Among the undergraduates are 4,056 first-time-in-college students who make up the most impressive freshman class in UH history, based on SAT scores.
“We are continuing to broaden our overall excellence, which includes enhancing the undergraduate education experience and improving our college completion rate. Given the added benefit of experiencing our dynamic city, Houston, I am not surprised that the best and the brightest have chosen to enroll at UH,” said UH President Renu Khator. “Our record enrollment reflects the undeniable, palpable energy on display on our campus. It is an exciting time to be a Cougar.”
Through strategic graduation-based recruiting procedures, UH is focused on recruiting quality students and graduating them in a timely manner. Nearly half of incoming freshmen have enrolled in UHin4, a comprehensive plan for on-time graduation in four years. These students opted for the plan’s four-year, fixed-rate tuition plan. To support and guide students on their journey to four-year graduation, UH is committed to ensuring course availability and providing resources including academic maps, academic advisers, annual degree progress evaluations, and degree planning and monitoring tools. The goal is to save students time and money.

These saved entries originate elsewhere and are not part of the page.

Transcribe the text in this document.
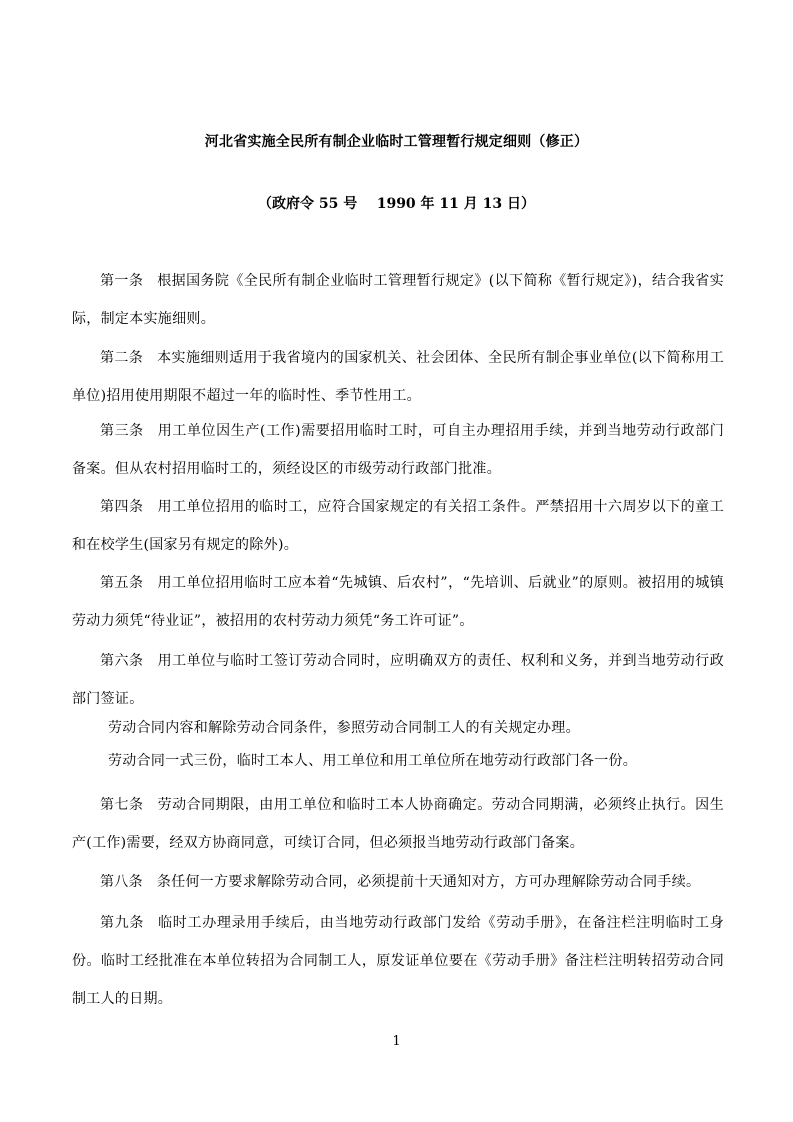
河北省实施全民所有制企业临时工管理暂行规定细则（修正）
（政府令 55 号    1990 年 11 月 13 日）
第一条 根据国务院《全民所有制企业临时工管理暂行规定》(以下简称《暂行规定》)，结合我省实际，制定本实施细则。
第二条 本实施细则适用于我省境内的国家机关、社会团体、全民所有制企事业单位(以下简称用工单位)招用使用期限不超过一年的临时性、季节性用工。
第三条 用工单位因生产(工作)需要招用临时工时，可自主办理招用手续，并到当地劳动行政部门备案。但从农村招用临时工的，须经设区的市级劳动行政部门批准。
第四条 用工单位招用的临时工，应符合国家规定的有关招工条件。严禁招用十六周岁以下的童工和在校学生(国家另有规定的除外)。
第五条 用工单位招用临时工应本着“先城镇、后农村”，“先培训、后就业”的原则。被招用的城镇劳动力须凭“待业证”，被招用的农村劳动力须凭“务工许可证”。
第六条 用工单位与临时工签订劳动合同时，应明确双方的责任、权利和义务，并到当地劳动行政部门签证。
劳动合同内容和解除劳动合同条件，参照劳动合同制工人的有关规定办理。
劳动合同一式三份，临时工本人、用工单位和用工单位所在地劳动行政部门各一份。
第七条 劳动合同期限，由用工单位和临时工本人协商确定。劳动合同期满，必须终止执行。因生产(工作)需要，经双方协商同意，可续订合同，但必须报当地劳动行政部门备案。
第八条 条任何一方要求解除劳动合同，必须提前十天通知对方，方可办理解除劳动合同手续。
第九条 临时工办理录用手续后，由当地劳动行政部门发给《劳动手册》，在备注栏注明临时工身份。临时工经批准在本单位转招为合同制工人，原发证单位要在《劳动手册》备注栏注明转招劳动合同制工人的日期。
1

Incoming freshman are taking an average of 14.44 semester credit hours this fall, up from 14 hours last fall, and well above the undergraduate average of 12.22 semester credit hours. UHin4, along with strong performing freshman and transfer classes, lays a strong foundation to achieve the goal of improved retention and graduation rates.
“We are pleased that students are opting for UHin 4,” said Paula Myrick Short, senior vice president for academic affairs and provost. “UHin4 is good for the students and for the University, as more and more emphasis is being put on performance-based funding. We will continue to evaluate innovative and impactful programs that increase student success, including graduation rates, and contribute to a positive student experience.”
This fall is also monumental in the number of students living on campus. UH remains the second largest university in Texas in residential capacity.